When police departments were first created, they were intended to express the principle that “the police are the public, and the public are the police.” The Founders were so concerned about the use of military forces for domestic repression that they refused to set up a peacetime standing army. After Reconstruction, the Posse Comitatus Act forbade the military from exercising police powers. Except in times of extraordinary local lawlessness, such as the resistance to desegregation in the South in the 1960s, the National Guard is generally not a daily presence in our streets, and everyday policing is meant to be left to municipal, lightly armed officers. In the 1980s, however, this began to change, in response to a massive increase in crime. SWAT teams spread across the country, initially presented as being useful for hostage situations and gang warfare. But in today’s low-crime environment, with crime levels not seen since the early 1960s, SWAT teams are mostly used to execute drug warrants. The equipment and tactics intended to deal with that 1980s crime wave remain in place.

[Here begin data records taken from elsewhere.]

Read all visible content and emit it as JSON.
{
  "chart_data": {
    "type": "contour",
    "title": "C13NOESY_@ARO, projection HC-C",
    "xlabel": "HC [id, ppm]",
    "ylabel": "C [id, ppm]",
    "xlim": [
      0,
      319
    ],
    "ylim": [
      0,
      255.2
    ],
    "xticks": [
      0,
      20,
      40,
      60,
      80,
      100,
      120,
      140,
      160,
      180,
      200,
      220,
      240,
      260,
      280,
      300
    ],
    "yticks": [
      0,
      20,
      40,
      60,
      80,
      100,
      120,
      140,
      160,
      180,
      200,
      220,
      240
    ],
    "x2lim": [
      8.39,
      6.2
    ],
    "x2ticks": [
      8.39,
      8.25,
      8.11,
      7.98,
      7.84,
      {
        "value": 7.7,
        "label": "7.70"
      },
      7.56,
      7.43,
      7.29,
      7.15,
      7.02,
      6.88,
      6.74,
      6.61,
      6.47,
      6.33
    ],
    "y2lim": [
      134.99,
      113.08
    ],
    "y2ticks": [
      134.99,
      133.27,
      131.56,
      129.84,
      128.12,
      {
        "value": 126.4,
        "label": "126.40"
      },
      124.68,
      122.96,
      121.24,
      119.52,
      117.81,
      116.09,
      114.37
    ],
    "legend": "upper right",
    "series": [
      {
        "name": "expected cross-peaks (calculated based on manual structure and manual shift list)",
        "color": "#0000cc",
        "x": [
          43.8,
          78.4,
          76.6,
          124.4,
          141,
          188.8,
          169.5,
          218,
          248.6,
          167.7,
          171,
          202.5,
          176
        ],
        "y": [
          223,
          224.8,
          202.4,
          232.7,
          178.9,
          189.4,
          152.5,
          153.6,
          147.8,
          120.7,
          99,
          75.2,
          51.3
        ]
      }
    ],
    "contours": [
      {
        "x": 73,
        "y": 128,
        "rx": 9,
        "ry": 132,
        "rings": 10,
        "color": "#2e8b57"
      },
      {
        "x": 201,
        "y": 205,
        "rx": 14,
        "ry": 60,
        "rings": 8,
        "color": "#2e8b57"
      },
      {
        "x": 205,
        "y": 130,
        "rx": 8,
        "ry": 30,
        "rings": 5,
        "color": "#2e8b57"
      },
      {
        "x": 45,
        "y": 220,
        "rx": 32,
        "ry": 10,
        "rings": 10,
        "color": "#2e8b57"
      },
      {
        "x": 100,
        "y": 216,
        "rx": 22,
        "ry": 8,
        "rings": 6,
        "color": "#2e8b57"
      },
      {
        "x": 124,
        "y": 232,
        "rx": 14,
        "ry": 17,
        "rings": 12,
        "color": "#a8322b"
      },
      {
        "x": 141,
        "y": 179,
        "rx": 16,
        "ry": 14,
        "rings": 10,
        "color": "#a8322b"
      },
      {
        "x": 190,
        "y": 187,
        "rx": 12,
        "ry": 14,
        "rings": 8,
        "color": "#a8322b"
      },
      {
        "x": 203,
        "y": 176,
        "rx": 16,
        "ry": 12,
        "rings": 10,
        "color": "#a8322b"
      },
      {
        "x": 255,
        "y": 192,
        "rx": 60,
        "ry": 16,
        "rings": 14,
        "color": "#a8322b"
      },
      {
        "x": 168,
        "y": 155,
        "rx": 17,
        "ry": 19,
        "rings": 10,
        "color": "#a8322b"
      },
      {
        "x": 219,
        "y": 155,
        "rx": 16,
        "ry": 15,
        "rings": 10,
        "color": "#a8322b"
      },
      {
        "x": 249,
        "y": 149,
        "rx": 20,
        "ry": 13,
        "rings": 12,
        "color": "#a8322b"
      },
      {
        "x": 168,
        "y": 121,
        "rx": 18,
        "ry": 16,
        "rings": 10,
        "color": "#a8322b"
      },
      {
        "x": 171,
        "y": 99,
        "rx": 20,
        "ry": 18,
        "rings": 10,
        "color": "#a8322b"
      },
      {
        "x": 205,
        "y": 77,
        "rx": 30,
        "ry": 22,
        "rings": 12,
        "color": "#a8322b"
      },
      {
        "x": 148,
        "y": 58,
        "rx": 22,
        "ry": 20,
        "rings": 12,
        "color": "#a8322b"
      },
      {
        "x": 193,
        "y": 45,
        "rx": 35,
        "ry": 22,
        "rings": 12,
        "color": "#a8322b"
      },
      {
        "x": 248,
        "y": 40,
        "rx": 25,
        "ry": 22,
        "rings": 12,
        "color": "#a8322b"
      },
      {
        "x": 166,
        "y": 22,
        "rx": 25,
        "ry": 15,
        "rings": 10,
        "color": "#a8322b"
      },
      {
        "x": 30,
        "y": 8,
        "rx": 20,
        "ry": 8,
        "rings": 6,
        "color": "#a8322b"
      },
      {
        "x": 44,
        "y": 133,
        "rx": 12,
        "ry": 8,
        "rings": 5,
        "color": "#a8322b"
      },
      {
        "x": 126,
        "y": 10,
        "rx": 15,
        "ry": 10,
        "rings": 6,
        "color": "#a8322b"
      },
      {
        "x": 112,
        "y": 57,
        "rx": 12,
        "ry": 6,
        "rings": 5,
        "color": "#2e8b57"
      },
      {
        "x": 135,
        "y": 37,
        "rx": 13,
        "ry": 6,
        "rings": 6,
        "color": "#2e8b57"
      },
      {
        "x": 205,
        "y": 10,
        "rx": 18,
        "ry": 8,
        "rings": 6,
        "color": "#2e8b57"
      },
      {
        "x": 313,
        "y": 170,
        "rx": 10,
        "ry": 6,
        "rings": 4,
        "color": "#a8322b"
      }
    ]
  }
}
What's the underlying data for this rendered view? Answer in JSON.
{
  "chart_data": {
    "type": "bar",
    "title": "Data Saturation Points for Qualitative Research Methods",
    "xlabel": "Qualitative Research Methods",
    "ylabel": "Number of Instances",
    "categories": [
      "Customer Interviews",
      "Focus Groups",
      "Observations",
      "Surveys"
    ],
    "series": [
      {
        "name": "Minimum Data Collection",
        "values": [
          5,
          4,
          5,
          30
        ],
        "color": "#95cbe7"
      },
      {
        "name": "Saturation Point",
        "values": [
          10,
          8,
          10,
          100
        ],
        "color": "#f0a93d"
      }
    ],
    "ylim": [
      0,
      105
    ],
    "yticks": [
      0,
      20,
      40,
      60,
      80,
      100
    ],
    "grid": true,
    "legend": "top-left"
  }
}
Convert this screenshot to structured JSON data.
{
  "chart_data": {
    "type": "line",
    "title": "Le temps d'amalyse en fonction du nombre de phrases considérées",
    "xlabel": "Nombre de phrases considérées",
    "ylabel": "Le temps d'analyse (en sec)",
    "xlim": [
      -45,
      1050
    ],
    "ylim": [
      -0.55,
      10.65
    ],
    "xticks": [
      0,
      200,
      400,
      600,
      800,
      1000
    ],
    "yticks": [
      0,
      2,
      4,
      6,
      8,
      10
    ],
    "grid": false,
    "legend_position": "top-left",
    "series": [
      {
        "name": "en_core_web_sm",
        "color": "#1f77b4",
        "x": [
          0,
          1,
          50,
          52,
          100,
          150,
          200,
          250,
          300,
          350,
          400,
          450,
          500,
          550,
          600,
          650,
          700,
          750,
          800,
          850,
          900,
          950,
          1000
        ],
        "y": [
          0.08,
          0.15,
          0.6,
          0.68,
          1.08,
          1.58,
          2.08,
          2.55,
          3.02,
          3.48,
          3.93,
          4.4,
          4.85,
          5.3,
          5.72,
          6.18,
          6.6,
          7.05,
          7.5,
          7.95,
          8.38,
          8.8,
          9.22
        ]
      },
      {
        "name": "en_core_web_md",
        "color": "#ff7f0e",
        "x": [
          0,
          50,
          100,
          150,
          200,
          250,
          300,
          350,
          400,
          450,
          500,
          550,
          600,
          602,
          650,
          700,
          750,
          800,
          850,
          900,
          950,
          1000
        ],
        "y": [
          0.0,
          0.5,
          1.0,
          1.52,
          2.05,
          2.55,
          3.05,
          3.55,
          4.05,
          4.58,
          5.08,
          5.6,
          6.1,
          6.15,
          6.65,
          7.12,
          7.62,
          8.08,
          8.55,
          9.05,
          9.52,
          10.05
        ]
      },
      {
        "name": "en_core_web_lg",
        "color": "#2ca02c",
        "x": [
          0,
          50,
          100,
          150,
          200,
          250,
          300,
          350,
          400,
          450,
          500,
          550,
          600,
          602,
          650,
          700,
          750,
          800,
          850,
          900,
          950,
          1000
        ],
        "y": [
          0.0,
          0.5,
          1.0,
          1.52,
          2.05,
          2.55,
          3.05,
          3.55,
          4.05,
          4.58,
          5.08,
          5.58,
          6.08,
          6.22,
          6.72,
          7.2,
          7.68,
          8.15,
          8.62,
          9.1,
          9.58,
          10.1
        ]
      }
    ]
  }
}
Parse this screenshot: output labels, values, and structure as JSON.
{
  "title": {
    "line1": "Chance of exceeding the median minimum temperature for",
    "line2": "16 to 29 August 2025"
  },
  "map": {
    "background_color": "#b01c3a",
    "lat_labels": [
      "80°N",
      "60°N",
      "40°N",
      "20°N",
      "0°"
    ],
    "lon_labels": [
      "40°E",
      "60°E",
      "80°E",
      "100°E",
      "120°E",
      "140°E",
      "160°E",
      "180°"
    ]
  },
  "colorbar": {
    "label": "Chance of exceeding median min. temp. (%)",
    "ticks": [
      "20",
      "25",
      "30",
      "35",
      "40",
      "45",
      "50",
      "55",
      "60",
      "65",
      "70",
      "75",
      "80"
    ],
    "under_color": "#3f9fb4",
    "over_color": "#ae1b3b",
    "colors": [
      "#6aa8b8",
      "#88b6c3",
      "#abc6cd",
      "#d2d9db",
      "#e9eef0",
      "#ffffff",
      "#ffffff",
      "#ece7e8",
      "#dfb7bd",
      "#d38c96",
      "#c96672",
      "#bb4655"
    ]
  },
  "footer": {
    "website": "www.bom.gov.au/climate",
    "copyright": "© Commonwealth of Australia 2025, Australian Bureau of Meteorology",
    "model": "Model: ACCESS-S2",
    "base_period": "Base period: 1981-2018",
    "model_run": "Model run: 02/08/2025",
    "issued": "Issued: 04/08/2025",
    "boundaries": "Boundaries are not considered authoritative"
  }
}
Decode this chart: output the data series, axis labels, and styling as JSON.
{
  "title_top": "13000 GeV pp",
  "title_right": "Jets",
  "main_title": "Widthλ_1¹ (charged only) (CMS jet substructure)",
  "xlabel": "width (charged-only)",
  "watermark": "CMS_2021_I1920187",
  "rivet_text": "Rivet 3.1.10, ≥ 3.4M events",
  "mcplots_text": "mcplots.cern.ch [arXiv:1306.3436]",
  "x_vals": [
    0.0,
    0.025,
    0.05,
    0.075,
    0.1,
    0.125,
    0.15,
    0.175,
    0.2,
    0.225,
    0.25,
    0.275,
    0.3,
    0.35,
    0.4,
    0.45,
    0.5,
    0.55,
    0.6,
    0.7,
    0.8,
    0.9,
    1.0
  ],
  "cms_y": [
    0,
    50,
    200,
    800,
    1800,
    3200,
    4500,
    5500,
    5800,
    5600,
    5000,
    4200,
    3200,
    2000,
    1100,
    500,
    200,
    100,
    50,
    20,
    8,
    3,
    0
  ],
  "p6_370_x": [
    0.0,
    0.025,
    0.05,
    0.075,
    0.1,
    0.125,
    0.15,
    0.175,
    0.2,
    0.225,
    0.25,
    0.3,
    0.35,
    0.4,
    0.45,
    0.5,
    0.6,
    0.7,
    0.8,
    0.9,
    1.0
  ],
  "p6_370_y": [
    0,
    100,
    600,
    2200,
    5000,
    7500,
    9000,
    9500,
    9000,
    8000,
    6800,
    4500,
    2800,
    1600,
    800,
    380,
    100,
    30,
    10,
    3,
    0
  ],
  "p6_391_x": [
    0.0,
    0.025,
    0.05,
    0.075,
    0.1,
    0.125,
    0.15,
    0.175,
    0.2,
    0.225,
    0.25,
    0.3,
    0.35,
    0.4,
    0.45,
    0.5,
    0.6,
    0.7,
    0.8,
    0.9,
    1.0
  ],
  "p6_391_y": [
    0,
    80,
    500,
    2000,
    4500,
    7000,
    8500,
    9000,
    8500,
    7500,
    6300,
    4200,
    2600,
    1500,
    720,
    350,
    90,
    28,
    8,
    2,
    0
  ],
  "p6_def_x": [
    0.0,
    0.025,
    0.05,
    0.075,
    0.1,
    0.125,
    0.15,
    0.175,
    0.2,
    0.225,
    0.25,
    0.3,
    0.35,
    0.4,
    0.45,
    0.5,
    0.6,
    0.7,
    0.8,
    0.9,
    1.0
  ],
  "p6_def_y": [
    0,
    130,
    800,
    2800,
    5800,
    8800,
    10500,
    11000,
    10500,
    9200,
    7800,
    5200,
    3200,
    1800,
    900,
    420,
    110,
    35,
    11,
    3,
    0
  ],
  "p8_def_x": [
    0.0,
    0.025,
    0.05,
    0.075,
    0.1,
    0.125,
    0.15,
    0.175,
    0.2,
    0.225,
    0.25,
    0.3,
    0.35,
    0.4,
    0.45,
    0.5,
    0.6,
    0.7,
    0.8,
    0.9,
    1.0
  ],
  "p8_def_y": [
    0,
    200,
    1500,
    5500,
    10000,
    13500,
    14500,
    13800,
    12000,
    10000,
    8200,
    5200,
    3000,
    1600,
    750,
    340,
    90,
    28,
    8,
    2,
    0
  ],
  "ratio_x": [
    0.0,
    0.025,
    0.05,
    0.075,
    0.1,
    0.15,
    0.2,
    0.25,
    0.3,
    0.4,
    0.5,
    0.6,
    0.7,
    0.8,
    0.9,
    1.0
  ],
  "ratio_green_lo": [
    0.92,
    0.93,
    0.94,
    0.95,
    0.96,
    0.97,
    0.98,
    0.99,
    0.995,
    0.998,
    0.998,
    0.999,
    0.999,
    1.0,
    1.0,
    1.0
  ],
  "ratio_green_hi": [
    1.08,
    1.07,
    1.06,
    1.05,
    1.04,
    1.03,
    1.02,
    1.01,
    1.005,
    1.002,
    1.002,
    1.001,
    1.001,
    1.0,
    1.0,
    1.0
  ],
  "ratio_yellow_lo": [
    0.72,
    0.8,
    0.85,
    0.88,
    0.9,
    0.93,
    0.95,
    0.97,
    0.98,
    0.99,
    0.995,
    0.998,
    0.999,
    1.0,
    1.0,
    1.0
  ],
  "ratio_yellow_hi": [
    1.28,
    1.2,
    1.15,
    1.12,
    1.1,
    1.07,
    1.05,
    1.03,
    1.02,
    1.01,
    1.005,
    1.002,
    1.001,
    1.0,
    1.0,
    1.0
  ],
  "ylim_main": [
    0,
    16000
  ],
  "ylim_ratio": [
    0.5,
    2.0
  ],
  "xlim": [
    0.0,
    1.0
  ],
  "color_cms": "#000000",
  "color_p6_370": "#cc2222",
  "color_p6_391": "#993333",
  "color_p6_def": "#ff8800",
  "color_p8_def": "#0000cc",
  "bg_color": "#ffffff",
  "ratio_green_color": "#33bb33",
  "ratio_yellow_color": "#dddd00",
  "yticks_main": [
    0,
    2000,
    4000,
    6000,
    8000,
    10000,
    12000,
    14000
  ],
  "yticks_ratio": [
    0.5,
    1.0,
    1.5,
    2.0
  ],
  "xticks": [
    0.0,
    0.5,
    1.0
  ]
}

It is through small decisions like Rehoboth’s, town by town, that our police departments are slowly changing to look less like the people they serve, and more like occupying armies. This builds a charged atmosphere of hostility and confrontation. In Ferguson, MO, the situation only calmed when the local, militarized police force was sidelined and the much more lightly armed state police came in and walked with the protesters.

Our bill explicitly tries to set the same systems in place for new technologies of surveillance and control. It’s not just about the armored vehicles, bayonets, grenade launchers and fully automatic rifles. It’s also about controversial technologies such as stingrays, drones, and ultrasound crowd control devices. Much inappropriate secrecy surrounds the deployment of such systems, and we believe that it is appropriate for the public to know whether they are being deployed by their police departments; the best way to achieve this is, again, by having the elected officials explicitly, as a matter of public record, vote on whether they should be used.